Pemerintahan baru Suriah harus bersifat “inklusif”, kata para menteri luar negeri Arab di Yordania, seraya memperingatkan akan adanya diskriminasi apa pun.
Diplomat terbaik dari delapan Liga Arab negara-negara tersebut sepakat dalam pertemuan di Yordania untuk “mendukung proses transisi damai” di Suriah setelah penggulingan Presiden Bashar al-Assad.
Menteri luar negeri Yordania, Arab Saudi, Irak, Lebanon, Mesir, UEA, Bahrain dan Qatar mengeluarkan pernyataan bersama pada hari Sabtu setelah pertemuan di pelabuhan Aqaba di Laut Merah Yordania.
Mereka mengatakan “semua kekuatan politik dan sosial” harus terwakili dalam pemerintahan baru Suriah dan memperingatkan terhadap “diskriminasi etnis, sektarian atau agama” dan menyerukan “keadilan dan kesetaraan bagi semua warga negara”.
Proses politik di Suriah harus didukung oleh PBB dan Liga Arab sesuai dengan prinsip Resolusi Dewan Keamanan 2254 tahun 2015. resolusi yang menguraikan rencana penyelesaian melalui perundingan, kata pernyataan itu.

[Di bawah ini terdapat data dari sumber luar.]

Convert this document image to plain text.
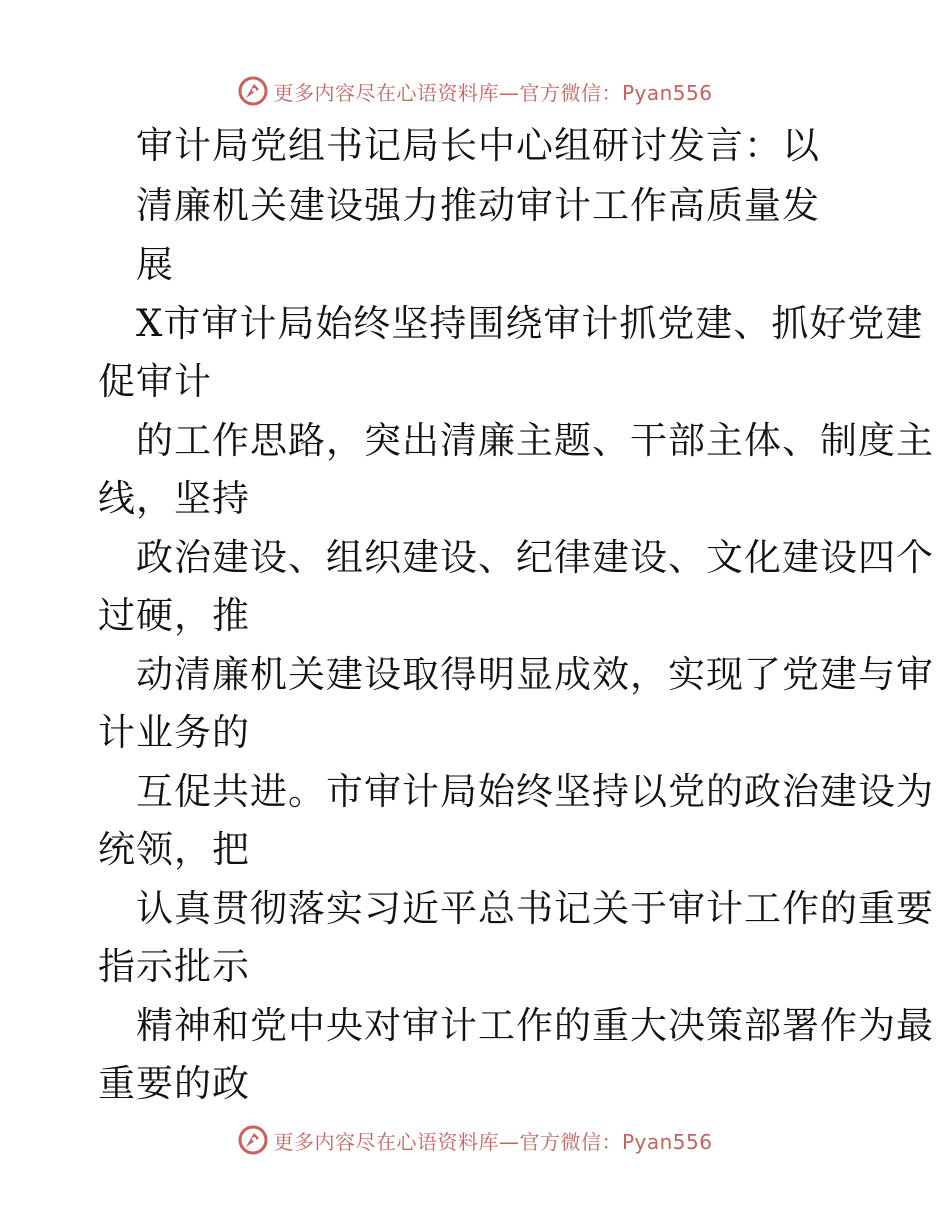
更多内容尽在心语资料库—官方微信：Pyan556
审计局党组书记局长中心组研讨发言：以
清廉机关建设强力推动审计工作高质量发
展
X市审计局始终坚持围绕审计抓党建、抓好党建
促审计
的工作思路，突出清廉主题、干部主体、制度主
线，坚持
政治建设、组织建设、纪律建设、文化建设四个
过硬，推
动清廉机关建设取得明显成效，实现了党建与审
计业务的
互促共进。市审计局始终坚持以党的政治建设为
统领，把
认真贯彻落实习近平总书记关于审计工作的重要
指示批示
精神和党中央对审计工作的重大决策部署作为最
重要的政
更多内容尽在心语资料库—官方微信：Pyan556
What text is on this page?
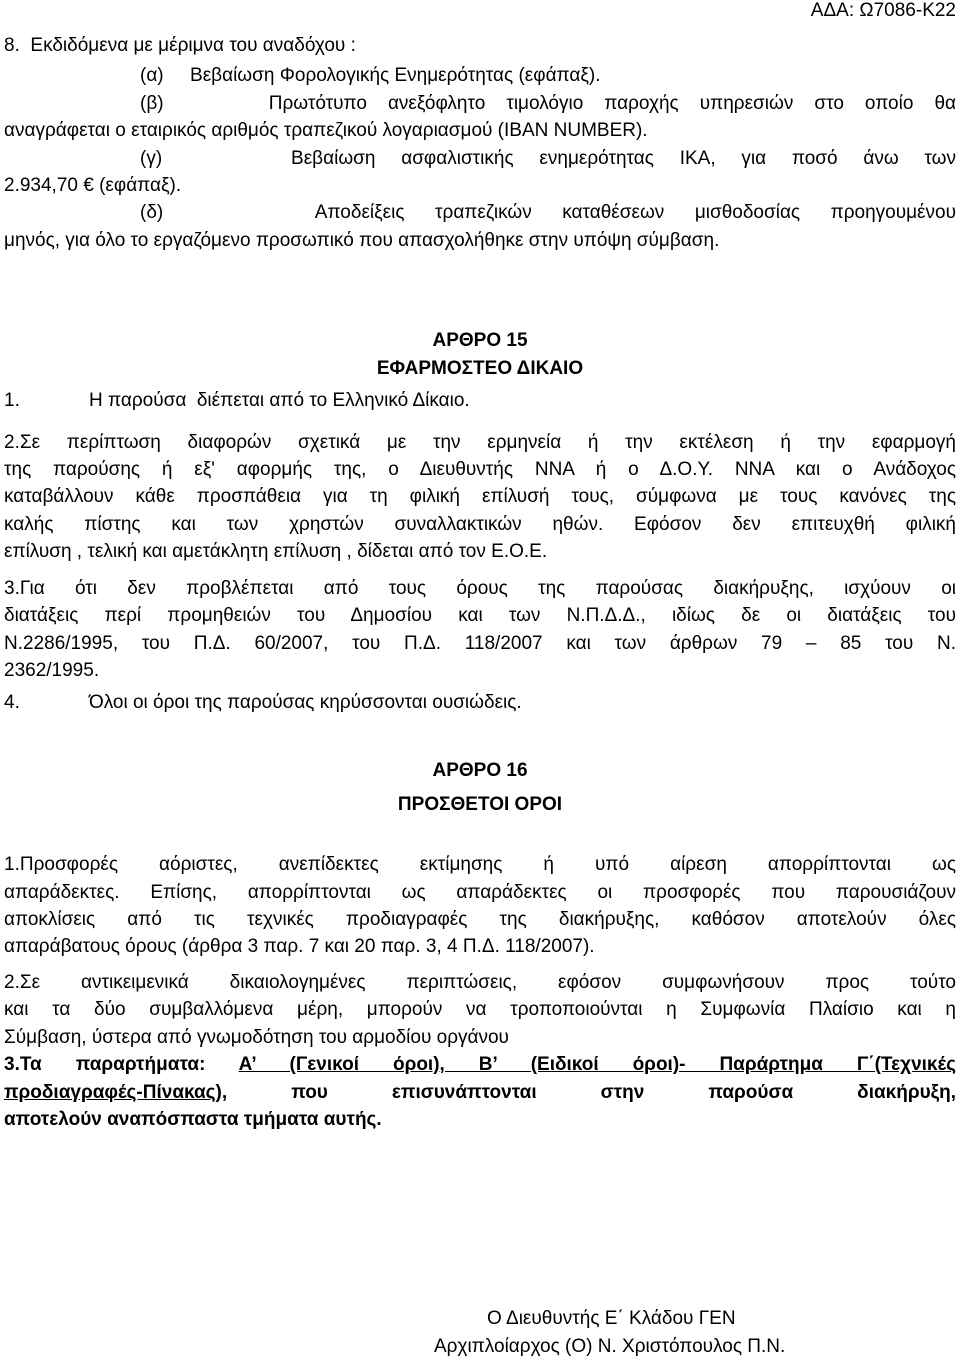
ΑΔΑ: Ω7086-Κ22
8.  Εκδιδόμενα με μέριμνα του αναδόχου :
(α)     Βεβαίωση Φορολογικής Ενημερότητας (εφάπαξ).
(β)     Πρωτότυπο ανεξόφλητο τιμολόγιο παροχής υπηρεσιών στο οποίο θα
αναγράφεται ο εταιρικός αριθμός τραπεζικού λογαριασμού (IBAN NUMBER).
(γ)     Βεβαίωση ασφαλιστικής ενημερότητας ΙΚΑ, για ποσό άνω των
2.934,70 € (εφάπαξ).
(δ)     Αποδείξεις τραπεζικών καταθέσεων μισθοδοσίας προηγουμένου
μηνός, για όλο το εργαζόμενο προσωπικό που απασχολήθηκε στην υπόψη σύμβαση.
ΑΡΘΡΟ 15
ΕΦΑΡΜΟΣΤΕΟ ΔΙΚΑΙΟ
1.	Η παρούσα  διέπεται από το Ελληνικό Δίκαιο.
2.Σε περίπτωση διαφορών σχετικά με την ερμηνεία ή την εκτέλεση ή την εφαρμογή
της παρούσης ή εξ' αφορμής της, ο Διευθυντής ΝΝΑ ή ο Δ.Ο.Υ. ΝΝΑ και ο Ανάδοχος
καταβάλλουν κάθε προσπάθεια για τη φιλική επίλυσή τους, σύμφωνα με τους κανόνες της
καλής πίστης και των χρηστών συναλλακτικών ηθών. Εφόσον δεν επιτευχθή φιλική
επίλυση , τελική και αμετάκλητη επίλυση , δίδεται από τον Ε.Ο.Ε.
3.Για ότι δεν προβλέπεται από τους όρους της παρούσας διακήρυξης, ισχύουν οι
διατάξεις περί προμηθειών του Δημοσίου και των Ν.Π.Δ.Δ., ιδίως δε οι διατάξεις του
Ν.2286/1995, του Π.Δ. 60/2007, του Π.Δ. 118/2007 και των άρθρων 79 – 85 του Ν.
2362/1995.
4.	Όλοι οι όροι της παρούσας κηρύσσονται ουσιώδεις.
ΑΡΘΡΟ 16
ΠΡΟΣΘΕΤΟΙ ΟΡΟΙ
1.Προσφορές αόριστες, ανεπίδεκτες εκτίμησης ή υπό αίρεση απορρίπτονται ως
απαράδεκτες. Επίσης, απορρίπτονται ως απαράδεκτες οι προσφορές που παρουσιάζουν
αποκλίσεις από τις τεχνικές προδιαγραφές της διακήρυξης, καθόσον αποτελούν όλες
απαράβατους όρους (άρθρα 3 παρ. 7 και 20 παρ. 3, 4 Π.Δ. 118/2007).
2.Σε αντικειμενικά δικαιολογημένες περιπτώσεις, εφόσον συμφωνήσουν προς τούτο
και τα δύο συμβαλλόμενα μέρη, μπορούν να τροποποιούνται η Συμφωνία Πλαίσιο και η
Σύμβαση, ύστερα από γνωμοδότηση του αρμοδίου οργάνου
3.Τα παραρτήματα: Α’ (Γενικοί όροι), Β’ (Ειδικοί όροι)- Παράρτημα Γ΄(Τεχνικές
προδιαγραφές-Πίνακας),	που επισυνάπτονται στην παρούσα διακήρυξη,
αποτελούν αναπόσπαστα τμήματα αυτής.
Ο Διευθυντής Ε΄ Κλάδου ΓΕΝ
Αρχιπλοίαρχος (Ο) Ν. Χριστόπουλος Π.Ν.
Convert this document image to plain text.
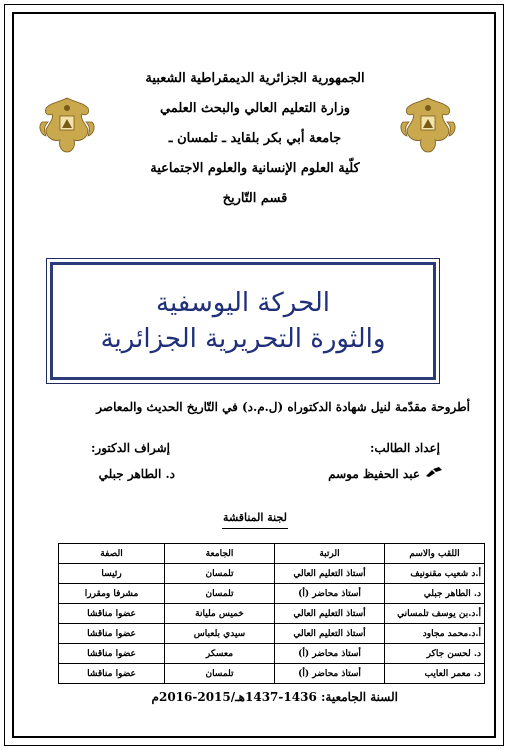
الجمهورية الجزائرية الديمقراطية الشعبية
وزارة التعليم العالي والبحث العلمي
جامعة أبي بكر بلقايد ـ تلمسان ـ
كلّية العلوم الإنسانية والعلوم الاجتماعية
قسم التّاريخ
الحركة اليوسفية
والثورة التحريرية الجزائرية
أطروحة مقدّمة لنيل شهادة الدكتوراه (ل.م.د) في التّاريخ الحديث والمعاصر
إعداد الطالب:
إشراف الدكتور:
عبد الحفيظ موسم
د. الطاهر جبلي
لجنة المناقشة
اللقب والاسم	الرتبة	الجامعة	الصفة
أ.د شعيب مقنونيف	أستاذ التعليم العالي	تلمسان	رئيسا
د. الطاهر جبلي	أستاذ محاضر (أ)	تلمسان	مشرفا ومقررا
أ.د.بن يوسف تلمساني	أستاذ التعليم العالي	خميس مليانة	عضوا مناقشا
أ.د.محمد مجاود	أستاذ التعليم العالي	سيدي بلعباس	عضوا مناقشا
د. لحسن جاكر	أستاذ محاضر (أ)	معسكر	عضوا مناقشا
د. معمر العايب	أستاذ محاضر (أ)	تلمسان	عضوا مناقشا
السنة الجامعية: 1436-1437هـ/2015-2016م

Para diplomat Arab juga menghadiri pertemuan terpisah di Aqaba yang dihadiri oleh Menteri Luar Negeri AS Antony Blinken, Utusan Khusus PBB untuk Suriah Geir Pederson dan kepala kebijakan luar negeri Uni Eropa Kaja Kall serta Menteri Luar Negeri Turki Hakan Fidan.
Pertemuan tersebut juga menyerukan pemerintahan yang inklusif dan representatif yang menghormati hak-hak kelompok minoritas dan tidak memberikan “platform bagi kelompok teroris,” kata Blinken pada konferensi pers.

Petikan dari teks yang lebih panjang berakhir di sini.